It was easy to do. Life is busy, and the pork was surely not typical vacation cargo. Sometimes it’s easy to neglect important but less evident matters. Like a 401(k) when we are changing jobs. We know the plan is there, it's just not obvious and easily stepped over on the way out the door.
According to a recent white paper study I reviewed by a research firm called Capitalize, Americans have left behind a whopping $1.35 trillion in 24.3 million 401(k) accounts at prior employers. I’m going to go out on a limb here and guess if a 401(k) has been left behind, it's probably not getting a lot of attention to the way it's invested, and because eventually I can assure you, the money will become important again, let’s explore leaving behind versus other options.

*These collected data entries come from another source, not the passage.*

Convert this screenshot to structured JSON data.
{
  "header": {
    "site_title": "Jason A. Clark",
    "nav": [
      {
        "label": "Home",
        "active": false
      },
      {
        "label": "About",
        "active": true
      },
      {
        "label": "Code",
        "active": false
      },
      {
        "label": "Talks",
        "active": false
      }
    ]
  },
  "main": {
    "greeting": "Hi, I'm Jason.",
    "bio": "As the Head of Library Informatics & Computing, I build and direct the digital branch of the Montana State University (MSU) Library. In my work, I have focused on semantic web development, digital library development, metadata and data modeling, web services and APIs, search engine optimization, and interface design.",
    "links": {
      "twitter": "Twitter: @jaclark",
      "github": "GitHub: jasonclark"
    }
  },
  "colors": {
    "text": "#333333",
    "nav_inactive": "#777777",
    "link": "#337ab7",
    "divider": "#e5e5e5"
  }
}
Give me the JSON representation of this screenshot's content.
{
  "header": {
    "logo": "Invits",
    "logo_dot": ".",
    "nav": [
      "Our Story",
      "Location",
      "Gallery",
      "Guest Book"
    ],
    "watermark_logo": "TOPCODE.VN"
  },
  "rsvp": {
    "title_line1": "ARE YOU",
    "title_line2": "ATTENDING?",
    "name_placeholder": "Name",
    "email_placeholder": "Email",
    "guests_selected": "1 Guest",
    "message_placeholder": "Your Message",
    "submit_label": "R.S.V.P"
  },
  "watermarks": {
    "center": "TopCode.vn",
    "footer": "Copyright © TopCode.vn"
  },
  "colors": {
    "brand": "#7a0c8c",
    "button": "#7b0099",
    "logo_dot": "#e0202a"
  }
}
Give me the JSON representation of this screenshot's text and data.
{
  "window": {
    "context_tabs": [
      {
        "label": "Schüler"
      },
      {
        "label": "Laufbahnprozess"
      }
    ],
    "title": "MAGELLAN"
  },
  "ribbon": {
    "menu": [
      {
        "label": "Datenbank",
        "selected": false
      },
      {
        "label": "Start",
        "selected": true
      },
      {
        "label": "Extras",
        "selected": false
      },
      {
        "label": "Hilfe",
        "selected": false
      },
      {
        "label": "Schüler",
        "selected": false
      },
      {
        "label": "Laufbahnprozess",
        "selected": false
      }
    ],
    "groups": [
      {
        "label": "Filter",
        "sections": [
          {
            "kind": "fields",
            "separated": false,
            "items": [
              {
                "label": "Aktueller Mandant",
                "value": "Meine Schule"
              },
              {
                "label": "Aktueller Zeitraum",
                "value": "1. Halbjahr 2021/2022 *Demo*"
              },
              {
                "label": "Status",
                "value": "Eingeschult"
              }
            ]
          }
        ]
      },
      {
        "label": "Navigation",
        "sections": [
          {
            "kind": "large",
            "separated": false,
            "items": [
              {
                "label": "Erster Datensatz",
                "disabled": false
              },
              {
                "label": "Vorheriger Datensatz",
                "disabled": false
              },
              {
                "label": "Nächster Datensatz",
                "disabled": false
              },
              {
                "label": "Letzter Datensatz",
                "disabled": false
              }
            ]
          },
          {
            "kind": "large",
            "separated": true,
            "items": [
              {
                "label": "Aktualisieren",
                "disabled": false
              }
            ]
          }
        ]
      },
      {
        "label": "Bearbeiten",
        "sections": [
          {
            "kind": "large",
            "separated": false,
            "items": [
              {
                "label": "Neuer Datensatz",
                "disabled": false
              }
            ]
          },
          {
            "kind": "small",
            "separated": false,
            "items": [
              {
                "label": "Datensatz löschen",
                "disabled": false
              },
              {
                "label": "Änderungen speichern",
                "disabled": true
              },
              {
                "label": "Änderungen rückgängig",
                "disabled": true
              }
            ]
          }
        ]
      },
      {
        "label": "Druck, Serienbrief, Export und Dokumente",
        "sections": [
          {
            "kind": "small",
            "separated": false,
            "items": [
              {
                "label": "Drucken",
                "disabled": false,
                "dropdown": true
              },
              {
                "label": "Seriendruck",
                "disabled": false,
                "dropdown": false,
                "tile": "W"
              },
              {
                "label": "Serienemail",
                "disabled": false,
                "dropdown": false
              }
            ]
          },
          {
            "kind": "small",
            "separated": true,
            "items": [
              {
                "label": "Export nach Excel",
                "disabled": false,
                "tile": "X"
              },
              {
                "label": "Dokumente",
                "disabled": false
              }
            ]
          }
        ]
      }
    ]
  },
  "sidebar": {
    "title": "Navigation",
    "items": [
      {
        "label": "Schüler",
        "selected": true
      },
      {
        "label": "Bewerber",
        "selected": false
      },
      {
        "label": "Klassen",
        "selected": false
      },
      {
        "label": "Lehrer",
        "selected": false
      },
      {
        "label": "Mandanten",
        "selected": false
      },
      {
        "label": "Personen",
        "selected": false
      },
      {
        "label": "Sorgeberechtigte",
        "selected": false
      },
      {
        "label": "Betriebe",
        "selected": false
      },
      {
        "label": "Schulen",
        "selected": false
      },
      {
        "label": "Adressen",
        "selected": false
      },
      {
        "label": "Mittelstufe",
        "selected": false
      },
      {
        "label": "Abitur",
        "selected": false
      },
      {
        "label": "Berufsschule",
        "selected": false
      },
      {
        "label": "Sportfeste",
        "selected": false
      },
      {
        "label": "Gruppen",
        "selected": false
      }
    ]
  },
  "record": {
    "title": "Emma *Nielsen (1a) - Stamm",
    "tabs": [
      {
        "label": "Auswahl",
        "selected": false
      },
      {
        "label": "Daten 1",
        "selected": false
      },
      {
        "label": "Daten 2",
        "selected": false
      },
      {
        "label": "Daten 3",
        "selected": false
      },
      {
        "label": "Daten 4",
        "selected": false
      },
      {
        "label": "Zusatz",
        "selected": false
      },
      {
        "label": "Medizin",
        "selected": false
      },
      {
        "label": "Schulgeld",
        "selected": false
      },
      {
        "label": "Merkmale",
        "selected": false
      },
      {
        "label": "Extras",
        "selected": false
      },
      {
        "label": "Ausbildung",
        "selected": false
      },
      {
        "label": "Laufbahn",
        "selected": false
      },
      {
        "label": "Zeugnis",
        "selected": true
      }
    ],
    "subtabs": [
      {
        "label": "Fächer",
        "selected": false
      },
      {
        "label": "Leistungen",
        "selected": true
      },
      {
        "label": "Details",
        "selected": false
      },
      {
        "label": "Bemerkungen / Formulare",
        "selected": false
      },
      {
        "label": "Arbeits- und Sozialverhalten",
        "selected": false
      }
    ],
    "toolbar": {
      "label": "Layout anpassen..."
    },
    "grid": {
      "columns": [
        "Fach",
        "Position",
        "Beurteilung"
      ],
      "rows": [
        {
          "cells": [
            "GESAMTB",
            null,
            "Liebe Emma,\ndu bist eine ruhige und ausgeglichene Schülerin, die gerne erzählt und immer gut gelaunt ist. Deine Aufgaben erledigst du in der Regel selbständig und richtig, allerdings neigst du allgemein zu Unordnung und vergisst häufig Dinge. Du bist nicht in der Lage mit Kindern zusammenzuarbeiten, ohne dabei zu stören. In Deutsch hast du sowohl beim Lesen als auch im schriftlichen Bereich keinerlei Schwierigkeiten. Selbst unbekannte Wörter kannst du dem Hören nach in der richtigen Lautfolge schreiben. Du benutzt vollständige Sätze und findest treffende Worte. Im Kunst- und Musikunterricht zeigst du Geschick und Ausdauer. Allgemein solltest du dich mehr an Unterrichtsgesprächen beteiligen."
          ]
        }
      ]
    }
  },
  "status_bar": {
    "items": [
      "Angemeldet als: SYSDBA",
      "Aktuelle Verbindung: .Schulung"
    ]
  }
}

Often 401(k) plan balances can be left behind, but sometimes they can’t. In many plans account balances under $5,000 are often automatically distributed and taxed after a couple of months. While this isn’t ideal, it's also not the end of the retirement planning world, so don’t panic if a surprise check arrives in the mail. In almost all cases, however, these checks are preceded by a confusing warning letter, so if you’ve just left your job, open the mail.
For companies allowing separated employee balances to stay in the plan, leaving the plan behind can have advantages. Plan expenses may be competitive, and there should be some level of familiarity with investment options and service platforms. The key is to make sure the plan is being actively attended to, let’s say twice a year, to make sure investment choices continue to be appropriate.